ItaliaOggi, 14 ottobre 2015
Premio Spia, così la Germania riconosce i meriti agli informatori che hanno tradito il loro paese a fin di bene. Quest’anno i vincitori sono Brandon Bryant, il pilota di droni americano che nel 2011 rifiutò di continuare la guerra segreta degli Usa e al biologo francese Gilles-Eric Séralini che ha rivelato il pericolo delle ricerche tossicologiche condotte dalla sua équipe nell’università di Caen. Di italiani non ce n’è neanche l’ombra. Da noi si preferisce l’omertà
Venerdì a Karlsruhe sarà assegnato il premio internazionale Whistleblower. Termine che non ha una traduzione precisa in italiano. L’Accademia della Crusca, a una richiesta precisa, ha risposto con una spiegazione lunga oltre una pagina. Si può rendere con un’approssimazione, sempre insoddisfacente.
Informatore? Spione? Delatore? Talpa? Non sono precisi. Se manca una parola in una lingua, non è mai per caso. Oppure, se una parola si trova solo in una lingua, e non si trova l’equivalente, dovrebbe essere il sintomo che rivela un aspetto del carattere nazionale. Ma bisogna sempre stare attenti a queste analisi. Ad esempio per Schadenfreude, la gioia che si prova per i guai degli altri. Si trova solo in tedesco, dunque per alcuni soltanto i tedeschi la provano. Ovviamente è una cattiveria: la provano tutti gli esseri umani. Perché si ride quando Charlot inciampa e sbatte la faccia a terra?
Whistleblower, letteralmente, vorrebbe dire quel che soffia nel fischietto. L’arbitro che interrompe il gioco. Ma è la soffiata di chi denuncia un gioco sporco all’interno di una società, di un’azienda, di un governo di cui fa parte. La condizione essenziale, tuttavia, di un whistleblower è che non denunci per interesse personale, o di una parte, o di un partito. Soffia per onestà, per amore della giustizia. «Manca la parola», rispondono quelli della Crusca, «ma è innanzitutto il concetto designato a essere poco familiare presso l’opinione pubblica italiana».
L’Accademia si dilunga sulle ragioni storico-sociali: chi denuncia nel nostro paese non viene mai elogiato, i suoi meriti non vengono riconosciuti. Peggio: sempre, o quasi, a pagare sarà lui, e la sua soffiata non servirà a nulla. Il termine tipicamente italiano, che gli altri non riescono a tradurre, è omertà. Come si dice in tedesco o in inglese? Omertà. Tutti sanno quel che significa.
Whistleblower sono Julian Assange o Edward Snowden, che hanno rivelato gli intrighi dell’amministrazione americana. Hanno passato, e passano, i loro guai, ma i loro meriti sono riconosciuti. A Washington li considerano traditori e li vorrebbero vedere in cella, altrove sono degli eroi.
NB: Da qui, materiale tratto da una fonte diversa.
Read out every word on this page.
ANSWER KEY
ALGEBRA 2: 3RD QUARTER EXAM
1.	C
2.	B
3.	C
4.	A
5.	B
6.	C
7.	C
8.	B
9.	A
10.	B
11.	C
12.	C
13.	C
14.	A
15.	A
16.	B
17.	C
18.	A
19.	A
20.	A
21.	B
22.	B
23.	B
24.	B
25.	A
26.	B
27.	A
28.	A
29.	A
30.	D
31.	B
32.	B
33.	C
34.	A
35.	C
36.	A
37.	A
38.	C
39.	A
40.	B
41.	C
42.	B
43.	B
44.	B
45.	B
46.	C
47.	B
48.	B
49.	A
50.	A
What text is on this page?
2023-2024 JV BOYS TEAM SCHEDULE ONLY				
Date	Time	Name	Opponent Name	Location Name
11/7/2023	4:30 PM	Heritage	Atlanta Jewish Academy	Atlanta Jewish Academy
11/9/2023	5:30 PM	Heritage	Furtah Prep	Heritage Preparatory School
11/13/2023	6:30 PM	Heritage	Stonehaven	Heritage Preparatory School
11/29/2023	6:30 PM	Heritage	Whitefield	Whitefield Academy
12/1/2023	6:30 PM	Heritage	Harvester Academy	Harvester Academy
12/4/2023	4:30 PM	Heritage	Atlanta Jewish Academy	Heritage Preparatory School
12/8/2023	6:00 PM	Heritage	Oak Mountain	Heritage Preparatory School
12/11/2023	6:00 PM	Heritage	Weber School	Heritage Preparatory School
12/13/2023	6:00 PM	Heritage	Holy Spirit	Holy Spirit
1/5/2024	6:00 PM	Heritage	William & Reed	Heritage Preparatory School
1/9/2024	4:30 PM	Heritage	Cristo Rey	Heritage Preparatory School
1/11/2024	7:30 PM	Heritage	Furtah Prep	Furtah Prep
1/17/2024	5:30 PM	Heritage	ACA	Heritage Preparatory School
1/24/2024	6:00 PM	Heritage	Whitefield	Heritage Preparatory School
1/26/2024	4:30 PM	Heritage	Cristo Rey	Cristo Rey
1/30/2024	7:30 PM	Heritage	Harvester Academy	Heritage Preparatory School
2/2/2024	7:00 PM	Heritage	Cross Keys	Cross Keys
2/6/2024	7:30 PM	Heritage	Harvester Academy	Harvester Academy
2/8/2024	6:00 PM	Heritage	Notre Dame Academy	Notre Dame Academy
Informatore o denunciante hanno in italiano una sfumatura negativa. Chi fa la spia non piace, e si suppone che lo faccia sempre per un suo interesse inconfessabile. Alla Crusca ricordano anche Gola profonda, colui che svelò il Watergate, i giochi sporchi di Nixon. Ma il termine viene usato nel gergo giornalistico, e non sempre in modo positivo.
La conclusione scontata è che al premio Whistleblower non ci sono stati candidati italiani. I vincitori a pari merito sono l’americano Brandon Bryant e il francese Gilles-Eric Séralini. Il premio alla memoria, assegnato per la prima volta, è andato al tedesco Léon Gruenbaum, scomparso settantenne nel 2004. Bryant era un pilota di droni dal 2006 al 2011, cioè dirigeva a distanza gli apparecchi senza pilota. Per motivi etici e giuridici rifiutò di continuare la guerra segreta degli Usa con i droni, che aveva come uno dei centri la base di Ramstein in Germania.
Il biologo Sérafini ha rivelato il pericolo delle ricerche tossicologiche condotte dalla sua équipe nell’università di Caen. Gruenbaum, figlio di ebrei fuggiti dalla Germania nazista, lavorò come fisico al centro di ricerca nucleare di Forbach, in Germania. Denunciò il passato nazista di diversi dirigenti, e il suo contratto non venne prolungato.
E da noi? «Resta il fatto», conclude l’Accademia della Crusca, «che le parole non entrano nel lessico di una lingua e negli usi di una comunità per imposizione dall’alto: soltanto il progredire del dibattito intorno al tema e l’intensificarsi dell’interesse pubblico per la cosa designata consentirà di sviluppare e radicare una designazione linguistica condivisa». I dizionari, prevedo, non dovranno aggiornarsi per lungo tempo ancora.